La percée politique de J.D. Vance
La nomination de J.D. Vance, vice-président de Donald Trump, a offert à cette idéologie une tribune inédite. Converti au catholicisme, critique du libéralisme culturel et partisan d’un ordre moral conservateur, Vance illustre la traduction politique du post-libéralisme, bien que sans l’adhésion doctrinaire complète.
Un modèle européen : la Hongrie de Viktor Orbán
Cette mouvance trouve une source d’inspiration directe en Hongrie, où Viktor Orbán assume une posture « illibérale ». L’universitaire américain Gladden Pappin, membre influent du cercle post-libéral, dirige aujourd’hui un think tank gouvernemental à Budapest. La Hongrie est ainsi devenue une vitrine de ce conservatisme interventionniste et nataliste.
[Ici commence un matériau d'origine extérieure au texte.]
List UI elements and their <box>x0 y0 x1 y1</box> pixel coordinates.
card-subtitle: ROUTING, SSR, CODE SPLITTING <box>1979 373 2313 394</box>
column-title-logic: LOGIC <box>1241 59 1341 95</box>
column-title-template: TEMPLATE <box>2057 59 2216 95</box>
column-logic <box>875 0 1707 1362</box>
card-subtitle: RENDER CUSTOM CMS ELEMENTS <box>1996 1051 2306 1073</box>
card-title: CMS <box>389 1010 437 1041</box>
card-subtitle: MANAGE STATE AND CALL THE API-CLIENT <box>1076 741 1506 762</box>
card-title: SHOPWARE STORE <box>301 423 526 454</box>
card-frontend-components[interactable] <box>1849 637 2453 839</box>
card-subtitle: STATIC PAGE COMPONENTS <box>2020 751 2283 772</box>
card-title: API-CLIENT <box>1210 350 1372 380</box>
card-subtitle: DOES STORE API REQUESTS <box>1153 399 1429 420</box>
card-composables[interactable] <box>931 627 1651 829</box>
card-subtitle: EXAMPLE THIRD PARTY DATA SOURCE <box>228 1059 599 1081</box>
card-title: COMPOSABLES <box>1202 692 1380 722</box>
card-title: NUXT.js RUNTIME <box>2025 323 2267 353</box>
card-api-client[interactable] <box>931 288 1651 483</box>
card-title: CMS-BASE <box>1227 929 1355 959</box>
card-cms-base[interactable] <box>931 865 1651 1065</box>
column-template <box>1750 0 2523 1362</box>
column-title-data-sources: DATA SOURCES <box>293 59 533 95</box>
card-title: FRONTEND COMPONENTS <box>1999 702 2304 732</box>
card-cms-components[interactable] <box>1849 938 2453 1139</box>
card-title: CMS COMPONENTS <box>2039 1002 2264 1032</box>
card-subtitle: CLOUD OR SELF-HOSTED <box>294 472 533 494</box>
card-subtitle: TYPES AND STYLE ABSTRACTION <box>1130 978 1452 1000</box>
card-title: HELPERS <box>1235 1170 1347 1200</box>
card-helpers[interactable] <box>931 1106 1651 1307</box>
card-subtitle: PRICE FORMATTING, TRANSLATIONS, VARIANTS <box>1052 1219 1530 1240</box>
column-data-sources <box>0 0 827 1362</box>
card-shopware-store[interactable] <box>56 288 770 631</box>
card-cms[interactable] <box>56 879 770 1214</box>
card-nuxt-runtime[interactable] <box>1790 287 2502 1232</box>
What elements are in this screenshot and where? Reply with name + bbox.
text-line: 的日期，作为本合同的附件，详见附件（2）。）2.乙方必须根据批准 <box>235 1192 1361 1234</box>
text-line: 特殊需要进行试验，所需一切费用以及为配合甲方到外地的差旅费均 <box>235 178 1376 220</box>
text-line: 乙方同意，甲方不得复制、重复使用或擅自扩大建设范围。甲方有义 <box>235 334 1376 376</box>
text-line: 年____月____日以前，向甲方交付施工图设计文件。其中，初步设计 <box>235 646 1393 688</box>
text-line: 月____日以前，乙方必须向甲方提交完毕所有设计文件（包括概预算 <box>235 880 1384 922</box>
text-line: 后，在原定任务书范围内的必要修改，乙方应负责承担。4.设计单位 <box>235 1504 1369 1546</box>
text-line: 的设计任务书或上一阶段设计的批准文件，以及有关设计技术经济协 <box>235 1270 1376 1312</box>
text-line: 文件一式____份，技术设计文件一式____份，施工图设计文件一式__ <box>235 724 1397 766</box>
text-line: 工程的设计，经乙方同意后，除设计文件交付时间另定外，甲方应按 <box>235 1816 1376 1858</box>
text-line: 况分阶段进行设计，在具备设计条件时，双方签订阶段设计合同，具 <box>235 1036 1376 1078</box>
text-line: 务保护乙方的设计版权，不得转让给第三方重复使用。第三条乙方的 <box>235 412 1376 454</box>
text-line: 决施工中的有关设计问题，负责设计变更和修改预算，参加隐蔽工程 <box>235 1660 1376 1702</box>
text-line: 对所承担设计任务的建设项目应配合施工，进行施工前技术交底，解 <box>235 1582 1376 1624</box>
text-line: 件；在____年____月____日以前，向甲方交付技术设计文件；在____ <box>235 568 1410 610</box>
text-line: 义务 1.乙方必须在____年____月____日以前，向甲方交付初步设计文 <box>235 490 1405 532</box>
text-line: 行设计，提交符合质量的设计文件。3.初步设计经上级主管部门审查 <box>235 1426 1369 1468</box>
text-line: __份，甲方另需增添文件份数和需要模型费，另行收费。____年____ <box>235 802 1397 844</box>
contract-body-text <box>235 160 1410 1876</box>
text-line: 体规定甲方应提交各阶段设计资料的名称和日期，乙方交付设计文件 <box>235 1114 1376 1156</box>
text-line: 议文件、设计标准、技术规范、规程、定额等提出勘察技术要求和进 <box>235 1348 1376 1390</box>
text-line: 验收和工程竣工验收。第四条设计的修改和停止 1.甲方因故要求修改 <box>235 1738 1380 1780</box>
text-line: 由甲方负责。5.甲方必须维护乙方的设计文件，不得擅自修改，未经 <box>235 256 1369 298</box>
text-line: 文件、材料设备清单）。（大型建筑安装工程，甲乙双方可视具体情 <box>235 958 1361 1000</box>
Ni intégriste, ni purement théocratique, ce courant séduit par sa double promesse : réarmer moralement la société et protéger économiquement les perdants de la mondialisation. Mais en creux, il révèle l’essoufflement d’un libéralisme perçu comme gestionnaire, déconnecté des aspirations collectives. Reste à savoir si cette doctrine post-libérale basculera vers l’autoritarisme ou si elle saura s’inscrire dans le débat démocratique.
Source : Marianne.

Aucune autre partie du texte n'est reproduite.